The most unproductive people can be those with the best plans and every tool going; particularly in corporate, I might add, but that’s another story!
That said, I’ve also seen people with nothing more than a single well-defined outcome with clear actions, quietly making progress every week.
The difference isn’t discipline, it’s definition.
The turning point for me was that I started treating goal clarity as a system rather than a feeling. In other words, I actively created rather than waiting for the right moment, and everything else got easier. The planning, the prioritising, and then the motivation came.
What Goal Clarity Actually Looks Like
This is where most goal-setting advice gets vague, which isn’t helpful. So here’s what it looks like in practice.
A clear goal has three things:
- A specific outcome: Not “grow my business” but “sign three new clients by the end of the quarter.” Not “save money” but “put $500 aside every month for six months.”
- A reason that actually matters: Not the reason you think you should have. The real one. The one that’s still there at 6am when you’d rather stay in bed.
- A next action you could do today: Not the whole plan, just the next step. If you can’t name what that is in one sentence, the goal isn’t clear enough yet
There you are, right down to the brass tacks, as they say. No complicated framework. No colour-coded spreadsheet required.
The Uncomfortable Bit
The uncomfortable truth is that clarity creates accountability.
It’s much easier to say “I’ll get healthier someday” than “I’ll walk for thirty minutes every weekday.” The first can’t really fail. The second can. That’s exactly why we avoid it.
Vagueness is protection and clarity is commitment.
Most people aren’t unmotivated. But, they might just be protecting themselves from the discomfort of a clearly defined target they might not hit.

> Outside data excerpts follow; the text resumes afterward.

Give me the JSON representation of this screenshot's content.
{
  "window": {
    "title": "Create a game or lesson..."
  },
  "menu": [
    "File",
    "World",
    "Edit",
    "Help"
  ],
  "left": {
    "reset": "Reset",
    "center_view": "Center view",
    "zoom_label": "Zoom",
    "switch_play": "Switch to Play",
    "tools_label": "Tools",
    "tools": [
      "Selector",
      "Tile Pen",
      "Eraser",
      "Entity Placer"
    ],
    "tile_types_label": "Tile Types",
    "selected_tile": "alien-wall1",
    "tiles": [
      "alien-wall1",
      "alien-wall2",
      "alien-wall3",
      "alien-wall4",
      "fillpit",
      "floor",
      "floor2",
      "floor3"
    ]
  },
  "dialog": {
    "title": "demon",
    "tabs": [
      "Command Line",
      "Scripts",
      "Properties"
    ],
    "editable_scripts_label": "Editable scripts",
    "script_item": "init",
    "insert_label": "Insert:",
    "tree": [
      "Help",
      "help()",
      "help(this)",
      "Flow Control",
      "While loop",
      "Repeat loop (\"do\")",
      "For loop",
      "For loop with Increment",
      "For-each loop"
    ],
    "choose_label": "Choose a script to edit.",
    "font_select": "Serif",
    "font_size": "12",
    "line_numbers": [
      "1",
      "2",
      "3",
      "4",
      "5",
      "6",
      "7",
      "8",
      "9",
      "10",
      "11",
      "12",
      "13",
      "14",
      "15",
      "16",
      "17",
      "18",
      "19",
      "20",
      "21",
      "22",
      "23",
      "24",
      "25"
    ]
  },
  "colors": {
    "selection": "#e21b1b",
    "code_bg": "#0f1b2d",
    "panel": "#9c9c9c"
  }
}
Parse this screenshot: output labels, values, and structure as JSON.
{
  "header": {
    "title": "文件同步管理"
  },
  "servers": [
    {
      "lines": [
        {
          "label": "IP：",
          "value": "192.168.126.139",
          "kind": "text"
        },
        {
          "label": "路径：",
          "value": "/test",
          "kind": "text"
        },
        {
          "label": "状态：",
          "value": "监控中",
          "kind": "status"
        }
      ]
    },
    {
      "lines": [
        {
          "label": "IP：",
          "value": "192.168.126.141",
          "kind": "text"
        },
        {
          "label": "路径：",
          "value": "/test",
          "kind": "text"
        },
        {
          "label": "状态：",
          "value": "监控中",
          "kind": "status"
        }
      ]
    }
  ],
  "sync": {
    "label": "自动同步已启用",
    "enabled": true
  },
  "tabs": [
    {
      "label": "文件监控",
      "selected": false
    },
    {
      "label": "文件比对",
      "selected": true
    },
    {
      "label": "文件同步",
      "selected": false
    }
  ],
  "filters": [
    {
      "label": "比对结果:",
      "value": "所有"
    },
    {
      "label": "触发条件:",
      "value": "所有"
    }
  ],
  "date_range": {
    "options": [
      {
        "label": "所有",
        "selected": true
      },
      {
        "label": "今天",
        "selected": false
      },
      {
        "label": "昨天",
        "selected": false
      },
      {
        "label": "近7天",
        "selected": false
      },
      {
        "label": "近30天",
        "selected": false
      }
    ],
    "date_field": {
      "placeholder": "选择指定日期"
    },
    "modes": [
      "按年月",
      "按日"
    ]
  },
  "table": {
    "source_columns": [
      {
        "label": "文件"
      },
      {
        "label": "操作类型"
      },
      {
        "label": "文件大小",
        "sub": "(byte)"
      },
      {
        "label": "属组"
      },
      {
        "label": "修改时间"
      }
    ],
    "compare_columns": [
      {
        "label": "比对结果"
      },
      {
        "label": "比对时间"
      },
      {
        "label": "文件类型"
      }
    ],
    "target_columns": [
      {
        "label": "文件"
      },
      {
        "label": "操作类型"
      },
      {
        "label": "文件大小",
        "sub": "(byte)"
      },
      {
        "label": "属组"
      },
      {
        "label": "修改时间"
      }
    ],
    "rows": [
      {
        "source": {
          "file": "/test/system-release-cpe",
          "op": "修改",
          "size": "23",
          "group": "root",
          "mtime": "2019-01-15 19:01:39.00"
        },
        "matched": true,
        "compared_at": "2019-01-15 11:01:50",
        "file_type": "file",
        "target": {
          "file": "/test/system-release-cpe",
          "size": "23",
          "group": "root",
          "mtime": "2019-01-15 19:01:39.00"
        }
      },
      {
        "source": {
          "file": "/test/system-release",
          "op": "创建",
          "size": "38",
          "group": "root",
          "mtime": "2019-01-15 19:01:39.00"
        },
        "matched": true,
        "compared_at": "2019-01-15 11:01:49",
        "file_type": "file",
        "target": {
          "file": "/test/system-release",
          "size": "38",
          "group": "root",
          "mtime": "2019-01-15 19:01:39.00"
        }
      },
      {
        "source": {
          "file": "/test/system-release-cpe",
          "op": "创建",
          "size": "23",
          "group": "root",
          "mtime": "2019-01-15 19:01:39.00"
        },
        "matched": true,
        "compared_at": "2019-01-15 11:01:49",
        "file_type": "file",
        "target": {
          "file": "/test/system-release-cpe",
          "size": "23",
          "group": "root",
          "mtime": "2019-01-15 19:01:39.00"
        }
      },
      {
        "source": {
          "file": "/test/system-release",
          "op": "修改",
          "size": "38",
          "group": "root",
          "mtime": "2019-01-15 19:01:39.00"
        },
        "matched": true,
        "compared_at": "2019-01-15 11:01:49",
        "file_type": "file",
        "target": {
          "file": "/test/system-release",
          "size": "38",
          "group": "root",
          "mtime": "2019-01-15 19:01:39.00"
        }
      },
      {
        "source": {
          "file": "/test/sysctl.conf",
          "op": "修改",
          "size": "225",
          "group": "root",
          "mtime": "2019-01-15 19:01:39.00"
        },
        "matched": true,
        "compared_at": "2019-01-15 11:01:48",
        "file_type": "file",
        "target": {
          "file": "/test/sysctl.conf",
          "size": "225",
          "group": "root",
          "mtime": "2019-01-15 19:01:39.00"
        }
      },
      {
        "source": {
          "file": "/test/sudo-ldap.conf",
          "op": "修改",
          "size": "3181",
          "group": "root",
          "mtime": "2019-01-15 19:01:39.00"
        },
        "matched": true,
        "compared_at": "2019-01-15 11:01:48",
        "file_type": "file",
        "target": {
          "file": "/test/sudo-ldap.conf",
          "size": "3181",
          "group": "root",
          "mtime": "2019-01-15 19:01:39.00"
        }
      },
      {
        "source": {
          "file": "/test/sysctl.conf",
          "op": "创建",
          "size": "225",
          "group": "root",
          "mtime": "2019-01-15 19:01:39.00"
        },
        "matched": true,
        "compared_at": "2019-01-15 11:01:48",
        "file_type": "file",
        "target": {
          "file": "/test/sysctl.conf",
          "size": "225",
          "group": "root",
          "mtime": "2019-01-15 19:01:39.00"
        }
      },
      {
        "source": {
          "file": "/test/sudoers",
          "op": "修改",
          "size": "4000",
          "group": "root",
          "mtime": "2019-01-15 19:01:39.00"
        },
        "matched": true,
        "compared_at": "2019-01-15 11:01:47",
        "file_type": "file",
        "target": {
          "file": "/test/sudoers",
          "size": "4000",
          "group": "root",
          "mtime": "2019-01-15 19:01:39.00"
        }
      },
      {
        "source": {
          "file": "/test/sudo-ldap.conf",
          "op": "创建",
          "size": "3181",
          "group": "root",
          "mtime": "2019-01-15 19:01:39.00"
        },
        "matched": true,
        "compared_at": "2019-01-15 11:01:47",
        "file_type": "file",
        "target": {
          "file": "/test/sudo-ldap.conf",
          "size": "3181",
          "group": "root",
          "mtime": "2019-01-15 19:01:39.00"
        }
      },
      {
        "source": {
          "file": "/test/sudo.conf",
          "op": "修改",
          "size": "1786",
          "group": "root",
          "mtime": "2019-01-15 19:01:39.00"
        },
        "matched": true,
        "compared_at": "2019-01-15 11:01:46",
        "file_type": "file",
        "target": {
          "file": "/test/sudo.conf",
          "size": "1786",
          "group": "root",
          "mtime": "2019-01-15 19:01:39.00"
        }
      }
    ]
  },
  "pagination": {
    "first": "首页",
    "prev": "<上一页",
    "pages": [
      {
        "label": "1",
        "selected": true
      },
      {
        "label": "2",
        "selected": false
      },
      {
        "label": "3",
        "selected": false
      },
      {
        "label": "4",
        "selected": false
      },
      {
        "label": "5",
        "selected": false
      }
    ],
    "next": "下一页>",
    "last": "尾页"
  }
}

Once I understood that, I stopped waiting to feel ready and started getting specific instead. Ok, maybe not this week. I really did mean to start running again, I just couldn’t quite manage the early morning.
Something Worth Confronting
If someone asked you right now, what exactly are you working toward, and what are you doing about it this week, could you answer without hesitating?
If the answer’s no, that’s your starting point. You don’t need a new goal, just clarity on what you already have, and everything else follows from there.